Entrevista A Vanessa Lopes - Activista pelas meninas e mulheres ciganas, mediadora cultural e Jornalista


Fez Missão na Guiné Bissau. Como foi essa experiência e o que aprendeu como missionária?


Sempre tive um desejo profundo de me dedicar a tempo inteiro como missionária. Dos 21 aos 23 anos larguei tudo para ser missionária a tempo inteiro. Deixei a minha casa alugada, que na altura ainda estava a valores razoáveis, quando voltei a procurar paguei o preço de a ter deixado. Larguei o meu emprego e todas as actividades onde estava envolvida. Mais tarde, por motivos de força maior tive que voltar a ter um emprego secular. Contudo, isso não me impediu de continuar com o propósito de servir a Deus, servindo os outros. Decidi fazer missão em África porque é um povo que está no meu coração. Assim que surgiu a oportunidade, imediatamente disse que sim ao desafio. Viajei com mais três amigos. Angariei fundos até ao dia da viagem. As passagens áreas estavam muito caras e além disso, existe muita burocracia associada.

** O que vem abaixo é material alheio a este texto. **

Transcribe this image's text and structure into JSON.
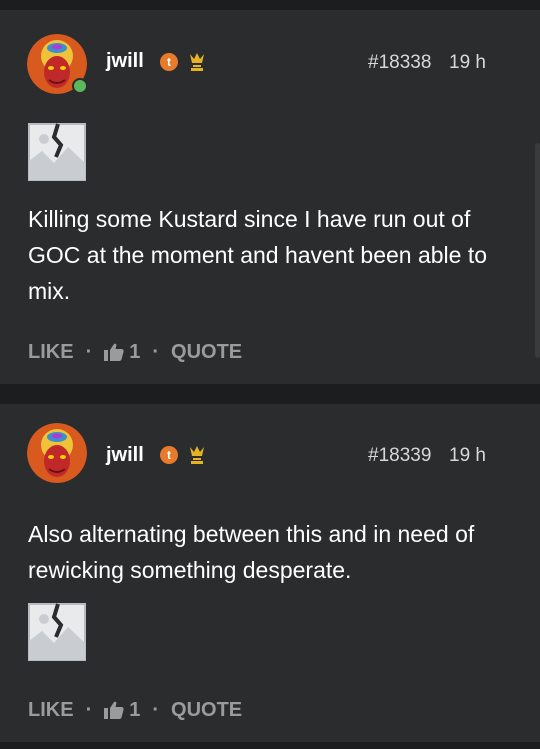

Guiné-Bissau foi a melhor e a pior experiência da minha vida. Ninguém está preparado para lidar com tanta pobreza. Parece que viajamos para uma outra dimensão, para um outro planeta onde a informação e os recursos não chegam.

Como todos devem saber, a pobreza atinge 67% da população (dados de 2019). No pós pandemia estes números devem ter alterado para um cenário ainda mais preocupante.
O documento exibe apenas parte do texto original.